= Yekaterina Ankinovich =

Soviet geologist and mineralogist, discoverer of 12 minerals

Yekaterina Alexandrovna Ankinovich (1911-1991) was a Soviet geologist and mineralogist, Doctor of Sciences and professor. She discovered a record number of minerals - 12. She won the Lenin Prize and the Stalin Prize.

==Biography==
===Early life===
Ankinovich was born in Little Yalchik (now Chuvashia).

===Education===
In 1937, she graduated from Leningrad Mining Institute (now Saint Petersburg Mining University).
In 1964, she earned a Doctor of Sciences in Geology and Mineralogy.

===Career===
She worked in the geological service of Kazakhstan including in Alma-Ata and Karatau.
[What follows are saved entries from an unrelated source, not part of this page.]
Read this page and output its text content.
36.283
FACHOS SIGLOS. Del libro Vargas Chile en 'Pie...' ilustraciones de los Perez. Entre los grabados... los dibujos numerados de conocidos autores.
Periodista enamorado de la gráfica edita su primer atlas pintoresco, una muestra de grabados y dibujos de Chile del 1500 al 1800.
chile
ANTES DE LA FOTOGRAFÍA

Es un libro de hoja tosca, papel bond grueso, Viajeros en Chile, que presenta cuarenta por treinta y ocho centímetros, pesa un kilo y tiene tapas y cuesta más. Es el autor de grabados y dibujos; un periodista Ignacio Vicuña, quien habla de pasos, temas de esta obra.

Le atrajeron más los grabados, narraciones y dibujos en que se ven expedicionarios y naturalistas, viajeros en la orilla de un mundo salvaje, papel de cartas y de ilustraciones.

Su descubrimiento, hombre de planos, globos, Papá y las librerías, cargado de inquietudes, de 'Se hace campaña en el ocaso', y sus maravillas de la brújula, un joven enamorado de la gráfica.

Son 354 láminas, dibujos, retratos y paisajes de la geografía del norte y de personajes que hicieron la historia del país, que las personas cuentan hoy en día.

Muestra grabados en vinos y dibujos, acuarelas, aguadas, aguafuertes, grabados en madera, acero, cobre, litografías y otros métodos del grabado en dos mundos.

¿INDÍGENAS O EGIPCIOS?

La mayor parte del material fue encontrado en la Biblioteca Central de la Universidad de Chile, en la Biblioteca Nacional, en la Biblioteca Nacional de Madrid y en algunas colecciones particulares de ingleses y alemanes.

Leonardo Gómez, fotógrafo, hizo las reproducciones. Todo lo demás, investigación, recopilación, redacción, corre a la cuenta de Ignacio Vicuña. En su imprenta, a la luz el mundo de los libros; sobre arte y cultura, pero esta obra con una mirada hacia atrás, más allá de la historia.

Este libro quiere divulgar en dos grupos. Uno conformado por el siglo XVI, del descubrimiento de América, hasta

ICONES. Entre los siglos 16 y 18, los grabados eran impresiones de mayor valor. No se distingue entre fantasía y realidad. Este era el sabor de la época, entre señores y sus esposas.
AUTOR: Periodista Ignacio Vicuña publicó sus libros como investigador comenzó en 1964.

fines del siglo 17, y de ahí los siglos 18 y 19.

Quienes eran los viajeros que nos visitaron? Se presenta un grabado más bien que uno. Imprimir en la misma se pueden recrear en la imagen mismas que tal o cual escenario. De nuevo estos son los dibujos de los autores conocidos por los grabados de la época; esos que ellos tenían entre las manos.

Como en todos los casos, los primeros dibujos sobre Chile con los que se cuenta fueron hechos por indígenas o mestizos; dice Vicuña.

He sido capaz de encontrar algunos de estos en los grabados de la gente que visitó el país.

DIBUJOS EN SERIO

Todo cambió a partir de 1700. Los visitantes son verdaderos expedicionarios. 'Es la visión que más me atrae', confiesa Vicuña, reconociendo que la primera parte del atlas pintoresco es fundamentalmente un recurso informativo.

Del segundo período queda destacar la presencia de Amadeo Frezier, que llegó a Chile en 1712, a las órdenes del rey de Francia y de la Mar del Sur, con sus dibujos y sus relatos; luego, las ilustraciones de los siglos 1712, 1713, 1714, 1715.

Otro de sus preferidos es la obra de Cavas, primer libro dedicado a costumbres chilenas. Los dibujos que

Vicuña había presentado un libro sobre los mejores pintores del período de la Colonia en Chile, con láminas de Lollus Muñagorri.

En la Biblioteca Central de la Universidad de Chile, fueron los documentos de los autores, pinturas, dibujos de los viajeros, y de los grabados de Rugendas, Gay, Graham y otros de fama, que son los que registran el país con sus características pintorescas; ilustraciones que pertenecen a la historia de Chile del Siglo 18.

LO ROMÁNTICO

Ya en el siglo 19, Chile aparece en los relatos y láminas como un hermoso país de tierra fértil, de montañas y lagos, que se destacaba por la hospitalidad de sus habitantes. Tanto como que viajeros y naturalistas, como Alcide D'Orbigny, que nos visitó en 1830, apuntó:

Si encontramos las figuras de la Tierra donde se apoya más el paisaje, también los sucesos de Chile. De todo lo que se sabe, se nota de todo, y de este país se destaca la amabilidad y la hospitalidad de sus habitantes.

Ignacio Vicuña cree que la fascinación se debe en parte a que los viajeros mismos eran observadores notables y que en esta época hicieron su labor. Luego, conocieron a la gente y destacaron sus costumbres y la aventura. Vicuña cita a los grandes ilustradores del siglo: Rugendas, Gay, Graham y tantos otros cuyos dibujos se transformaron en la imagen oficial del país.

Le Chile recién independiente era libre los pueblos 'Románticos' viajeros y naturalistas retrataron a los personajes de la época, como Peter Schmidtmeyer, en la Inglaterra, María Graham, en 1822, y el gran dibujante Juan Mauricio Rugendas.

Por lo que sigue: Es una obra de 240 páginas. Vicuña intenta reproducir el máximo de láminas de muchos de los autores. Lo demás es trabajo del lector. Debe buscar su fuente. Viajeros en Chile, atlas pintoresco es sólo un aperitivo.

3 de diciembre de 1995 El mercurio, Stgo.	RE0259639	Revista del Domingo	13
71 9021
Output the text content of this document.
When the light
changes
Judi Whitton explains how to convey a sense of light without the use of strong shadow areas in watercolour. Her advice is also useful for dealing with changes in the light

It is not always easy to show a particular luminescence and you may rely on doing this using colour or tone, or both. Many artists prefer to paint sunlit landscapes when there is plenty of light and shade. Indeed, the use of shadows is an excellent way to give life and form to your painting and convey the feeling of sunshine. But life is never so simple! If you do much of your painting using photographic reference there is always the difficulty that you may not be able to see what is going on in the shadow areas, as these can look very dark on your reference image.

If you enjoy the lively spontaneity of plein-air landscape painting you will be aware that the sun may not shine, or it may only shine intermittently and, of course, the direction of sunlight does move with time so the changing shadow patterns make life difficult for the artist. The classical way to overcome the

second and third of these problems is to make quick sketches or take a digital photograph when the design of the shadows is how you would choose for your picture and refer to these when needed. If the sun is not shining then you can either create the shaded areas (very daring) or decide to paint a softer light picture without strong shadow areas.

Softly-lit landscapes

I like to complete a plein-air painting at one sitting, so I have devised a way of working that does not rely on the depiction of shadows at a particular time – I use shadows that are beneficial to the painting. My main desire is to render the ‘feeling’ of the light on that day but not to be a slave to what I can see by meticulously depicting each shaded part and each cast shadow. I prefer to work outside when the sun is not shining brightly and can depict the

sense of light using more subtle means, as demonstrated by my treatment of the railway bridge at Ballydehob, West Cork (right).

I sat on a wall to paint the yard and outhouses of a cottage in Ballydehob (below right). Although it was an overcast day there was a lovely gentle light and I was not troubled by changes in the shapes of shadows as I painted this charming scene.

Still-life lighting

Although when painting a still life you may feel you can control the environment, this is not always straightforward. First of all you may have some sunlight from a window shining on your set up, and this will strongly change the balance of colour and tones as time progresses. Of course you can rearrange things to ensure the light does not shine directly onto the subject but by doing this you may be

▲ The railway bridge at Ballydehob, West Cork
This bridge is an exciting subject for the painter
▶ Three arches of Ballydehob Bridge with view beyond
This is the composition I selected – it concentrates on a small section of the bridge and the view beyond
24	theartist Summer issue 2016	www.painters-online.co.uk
Ankinovich became a professor in 1967. She later became head of the department of "crystallography, mineralogy and petrography."

==Awards==
- Stalin Prize Third Degree (USSR State Prize) 1948 for "geological research and development of the Nikolaevsky polymetal deposit"
- Medal "For Valiant Labour in the Great Patriotic War 1941–1945"
- Honored Scientist of the Kazakhstani SSR (1974)
- USSR Deposit Discoverer Medal
- Lenin Prize

==Honors==
She has a mineral named after her - Ankinovichit.

==Family life==
Her husband Stepan Gerasimovich Ankinovich was also a Soviet geologist.